Kinesio Taping is a therapeutic taping technique developed by Dr. Kenzo Kase, a Japanese chiropractor, in the 1970s. Unlike traditional rigid athletic strapping tape that immobilizes a joint, Kinesio Tape is a thin, elastic, latex-free adhesive tape that closely mimics the thickness, weight, and elasticity of human skin — it can stretch up to 130-140% of its resting length. This unique mechanical property allows the tape to be applied with precise directional tension that lifts the skin and superficial fascia microscopically away from the underlying tissue, creating space within the interstitium.
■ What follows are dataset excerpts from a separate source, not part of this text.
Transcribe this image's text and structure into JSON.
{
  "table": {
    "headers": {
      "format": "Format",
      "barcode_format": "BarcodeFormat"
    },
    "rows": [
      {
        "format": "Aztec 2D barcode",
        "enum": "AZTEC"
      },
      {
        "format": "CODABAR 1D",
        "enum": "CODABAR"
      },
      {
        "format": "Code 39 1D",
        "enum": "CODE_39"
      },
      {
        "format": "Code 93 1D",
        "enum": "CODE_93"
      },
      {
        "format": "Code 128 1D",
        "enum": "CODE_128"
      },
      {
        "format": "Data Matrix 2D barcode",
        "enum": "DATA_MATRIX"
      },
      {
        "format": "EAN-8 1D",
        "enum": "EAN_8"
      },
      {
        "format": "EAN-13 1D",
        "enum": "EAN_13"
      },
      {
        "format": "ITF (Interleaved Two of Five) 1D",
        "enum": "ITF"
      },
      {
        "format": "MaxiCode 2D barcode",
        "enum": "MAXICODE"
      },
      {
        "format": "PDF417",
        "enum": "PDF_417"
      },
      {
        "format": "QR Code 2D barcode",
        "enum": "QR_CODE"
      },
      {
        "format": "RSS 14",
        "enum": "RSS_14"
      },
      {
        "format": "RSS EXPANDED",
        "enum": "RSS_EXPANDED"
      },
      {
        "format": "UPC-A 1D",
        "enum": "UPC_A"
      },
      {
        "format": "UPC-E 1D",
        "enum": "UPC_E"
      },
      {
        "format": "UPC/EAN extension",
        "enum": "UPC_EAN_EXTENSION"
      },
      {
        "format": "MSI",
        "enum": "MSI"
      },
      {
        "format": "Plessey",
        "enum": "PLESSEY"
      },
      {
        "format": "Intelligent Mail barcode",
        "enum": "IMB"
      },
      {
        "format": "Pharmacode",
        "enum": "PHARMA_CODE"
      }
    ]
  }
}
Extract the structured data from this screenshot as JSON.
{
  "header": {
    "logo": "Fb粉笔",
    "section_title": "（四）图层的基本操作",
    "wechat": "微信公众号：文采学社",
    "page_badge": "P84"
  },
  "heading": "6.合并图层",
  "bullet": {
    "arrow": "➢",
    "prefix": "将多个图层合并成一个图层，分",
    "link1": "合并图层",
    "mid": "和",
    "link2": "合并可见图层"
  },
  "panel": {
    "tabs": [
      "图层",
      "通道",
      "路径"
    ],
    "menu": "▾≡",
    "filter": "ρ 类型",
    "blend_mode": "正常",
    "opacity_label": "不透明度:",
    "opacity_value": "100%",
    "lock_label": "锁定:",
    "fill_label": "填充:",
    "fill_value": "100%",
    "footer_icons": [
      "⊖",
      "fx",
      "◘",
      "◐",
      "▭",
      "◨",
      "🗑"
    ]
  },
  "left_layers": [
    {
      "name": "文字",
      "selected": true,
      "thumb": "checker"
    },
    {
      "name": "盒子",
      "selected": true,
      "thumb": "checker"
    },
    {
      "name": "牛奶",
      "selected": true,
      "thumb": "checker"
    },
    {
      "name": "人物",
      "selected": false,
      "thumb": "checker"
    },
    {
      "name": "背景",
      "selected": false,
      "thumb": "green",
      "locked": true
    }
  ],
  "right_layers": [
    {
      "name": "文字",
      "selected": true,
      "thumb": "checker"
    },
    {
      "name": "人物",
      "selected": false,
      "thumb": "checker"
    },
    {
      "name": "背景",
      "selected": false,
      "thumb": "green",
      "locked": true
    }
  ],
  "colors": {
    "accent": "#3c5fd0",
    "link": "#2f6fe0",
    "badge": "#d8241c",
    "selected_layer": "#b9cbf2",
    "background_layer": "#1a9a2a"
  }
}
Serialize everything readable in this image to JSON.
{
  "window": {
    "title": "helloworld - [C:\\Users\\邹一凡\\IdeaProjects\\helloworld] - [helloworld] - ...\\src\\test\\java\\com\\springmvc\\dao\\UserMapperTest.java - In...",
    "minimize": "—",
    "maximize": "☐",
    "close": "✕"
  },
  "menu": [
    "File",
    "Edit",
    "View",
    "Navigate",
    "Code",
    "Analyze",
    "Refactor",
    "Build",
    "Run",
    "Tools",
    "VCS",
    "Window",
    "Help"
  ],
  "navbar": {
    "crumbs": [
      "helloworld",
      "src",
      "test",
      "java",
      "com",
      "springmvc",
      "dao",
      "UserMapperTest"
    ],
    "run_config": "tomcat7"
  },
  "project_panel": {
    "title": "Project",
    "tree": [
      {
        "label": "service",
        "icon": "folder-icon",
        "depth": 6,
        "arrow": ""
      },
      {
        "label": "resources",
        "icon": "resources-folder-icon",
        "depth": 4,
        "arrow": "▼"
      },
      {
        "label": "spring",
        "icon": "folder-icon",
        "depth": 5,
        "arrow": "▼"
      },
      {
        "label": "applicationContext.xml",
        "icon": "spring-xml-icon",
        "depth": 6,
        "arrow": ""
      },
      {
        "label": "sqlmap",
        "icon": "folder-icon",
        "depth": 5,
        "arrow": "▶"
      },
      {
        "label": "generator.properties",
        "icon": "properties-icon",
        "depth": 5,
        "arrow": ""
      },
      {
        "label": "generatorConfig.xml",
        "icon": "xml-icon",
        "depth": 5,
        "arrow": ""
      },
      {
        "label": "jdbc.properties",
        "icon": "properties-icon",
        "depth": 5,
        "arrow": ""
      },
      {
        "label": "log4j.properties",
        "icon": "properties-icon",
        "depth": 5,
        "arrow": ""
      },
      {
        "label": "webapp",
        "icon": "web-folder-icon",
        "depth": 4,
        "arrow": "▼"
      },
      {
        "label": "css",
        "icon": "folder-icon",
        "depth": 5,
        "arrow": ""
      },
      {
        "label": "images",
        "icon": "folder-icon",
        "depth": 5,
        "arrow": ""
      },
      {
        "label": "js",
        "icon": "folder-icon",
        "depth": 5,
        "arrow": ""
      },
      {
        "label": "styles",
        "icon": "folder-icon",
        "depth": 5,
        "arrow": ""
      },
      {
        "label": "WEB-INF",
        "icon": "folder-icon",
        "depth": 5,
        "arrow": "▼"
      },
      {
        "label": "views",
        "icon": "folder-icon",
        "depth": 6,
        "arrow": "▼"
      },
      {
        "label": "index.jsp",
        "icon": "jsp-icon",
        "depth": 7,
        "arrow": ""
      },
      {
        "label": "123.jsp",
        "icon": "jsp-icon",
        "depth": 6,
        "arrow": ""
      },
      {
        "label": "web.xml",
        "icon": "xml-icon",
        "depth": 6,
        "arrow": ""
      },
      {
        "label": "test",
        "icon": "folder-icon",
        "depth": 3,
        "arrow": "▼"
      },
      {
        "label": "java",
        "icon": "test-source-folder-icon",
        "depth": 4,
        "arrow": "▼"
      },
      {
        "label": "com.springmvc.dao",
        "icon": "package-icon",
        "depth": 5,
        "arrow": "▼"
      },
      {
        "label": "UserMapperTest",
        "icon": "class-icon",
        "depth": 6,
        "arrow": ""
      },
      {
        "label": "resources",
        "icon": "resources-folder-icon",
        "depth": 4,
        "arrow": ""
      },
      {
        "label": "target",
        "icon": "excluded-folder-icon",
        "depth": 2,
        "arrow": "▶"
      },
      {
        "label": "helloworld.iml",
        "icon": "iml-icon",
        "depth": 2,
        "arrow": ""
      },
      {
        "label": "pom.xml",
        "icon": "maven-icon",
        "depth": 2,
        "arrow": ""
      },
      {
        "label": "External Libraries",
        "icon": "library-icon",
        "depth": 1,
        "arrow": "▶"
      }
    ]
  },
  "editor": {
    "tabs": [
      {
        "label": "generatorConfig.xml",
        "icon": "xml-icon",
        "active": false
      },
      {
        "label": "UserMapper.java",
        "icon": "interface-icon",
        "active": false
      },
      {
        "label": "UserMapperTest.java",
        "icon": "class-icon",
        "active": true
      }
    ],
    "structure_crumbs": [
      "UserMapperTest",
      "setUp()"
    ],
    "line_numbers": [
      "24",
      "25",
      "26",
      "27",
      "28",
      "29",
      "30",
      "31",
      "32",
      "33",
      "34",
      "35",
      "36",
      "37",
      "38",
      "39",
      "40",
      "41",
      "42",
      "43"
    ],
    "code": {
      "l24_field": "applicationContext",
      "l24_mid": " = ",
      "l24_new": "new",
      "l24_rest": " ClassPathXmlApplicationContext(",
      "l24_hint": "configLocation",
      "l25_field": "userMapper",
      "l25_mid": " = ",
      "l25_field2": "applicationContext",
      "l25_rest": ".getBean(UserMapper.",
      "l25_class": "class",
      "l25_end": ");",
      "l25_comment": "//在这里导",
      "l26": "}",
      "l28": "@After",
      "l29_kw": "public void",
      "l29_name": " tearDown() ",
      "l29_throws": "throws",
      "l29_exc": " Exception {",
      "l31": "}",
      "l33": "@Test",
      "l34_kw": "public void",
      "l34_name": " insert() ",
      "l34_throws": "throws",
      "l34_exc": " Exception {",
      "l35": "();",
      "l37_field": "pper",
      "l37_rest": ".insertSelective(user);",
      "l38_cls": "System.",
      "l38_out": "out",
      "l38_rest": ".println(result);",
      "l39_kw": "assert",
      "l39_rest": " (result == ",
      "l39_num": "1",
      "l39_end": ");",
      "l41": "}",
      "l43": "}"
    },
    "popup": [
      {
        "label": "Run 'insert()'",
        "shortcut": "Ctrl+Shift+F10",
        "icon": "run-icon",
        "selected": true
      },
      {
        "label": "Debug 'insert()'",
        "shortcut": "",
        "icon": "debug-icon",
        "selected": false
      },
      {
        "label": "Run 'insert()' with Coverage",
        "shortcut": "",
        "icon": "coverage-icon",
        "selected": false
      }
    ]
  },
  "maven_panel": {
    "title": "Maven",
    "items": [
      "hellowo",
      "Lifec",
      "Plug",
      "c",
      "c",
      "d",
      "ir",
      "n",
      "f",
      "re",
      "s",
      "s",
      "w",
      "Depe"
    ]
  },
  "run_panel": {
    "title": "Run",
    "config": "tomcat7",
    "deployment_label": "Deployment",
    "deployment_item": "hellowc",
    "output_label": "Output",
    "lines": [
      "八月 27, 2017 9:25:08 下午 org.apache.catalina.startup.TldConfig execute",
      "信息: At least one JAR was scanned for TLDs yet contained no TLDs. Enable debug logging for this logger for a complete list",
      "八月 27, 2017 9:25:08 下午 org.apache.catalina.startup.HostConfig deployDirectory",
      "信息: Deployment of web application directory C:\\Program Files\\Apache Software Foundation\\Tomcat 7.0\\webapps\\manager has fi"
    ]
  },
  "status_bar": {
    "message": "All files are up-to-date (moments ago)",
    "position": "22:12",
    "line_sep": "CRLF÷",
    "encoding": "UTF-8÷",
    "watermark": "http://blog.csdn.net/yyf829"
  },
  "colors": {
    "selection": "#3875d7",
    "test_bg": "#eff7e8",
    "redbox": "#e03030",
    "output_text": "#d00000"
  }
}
This lifting effect is the cornerstone of Kinesio Taping's clinical mechanisms: it reduces pressure on subcutaneous pain receptors, facilitates lymphatic drainage, improves local circulation, alters muscle tone through cutaneous mechanoreceptor stimulation, supports fascia without restricting joint range of motion, and provides continuous proprioceptive input to the nervous system that improves movement awareness and motor control. Since gaining international visibility at the 2008 Beijing Olympic Games — where it was worn by athletes across nearly every sport — Kinesio Taping has become one of the most widely used adjunct techniques in physiotherapy practice worldwide. Its applications span musculoskeletal pain management, sports rehabilitation, lymphoedema management, neurological rehabilitation, posture correction, and pediatric physiotherapy. At Curis 360 in Bangalore, our physiotherapy team uses Kinesio Taping as a precision clinical tool across all three clinics, integrating it within comprehensive rehabilitation programs for conditions ranging from acute ankle sprain and patellofemoral pain to post-mastectomy lymphoedema and neurological motor retraining. Understanding the science, application techniques, and clinical decision-making behind Kinesio Taping is essential for any physiotherapist and highly valuable for any patient who wears it.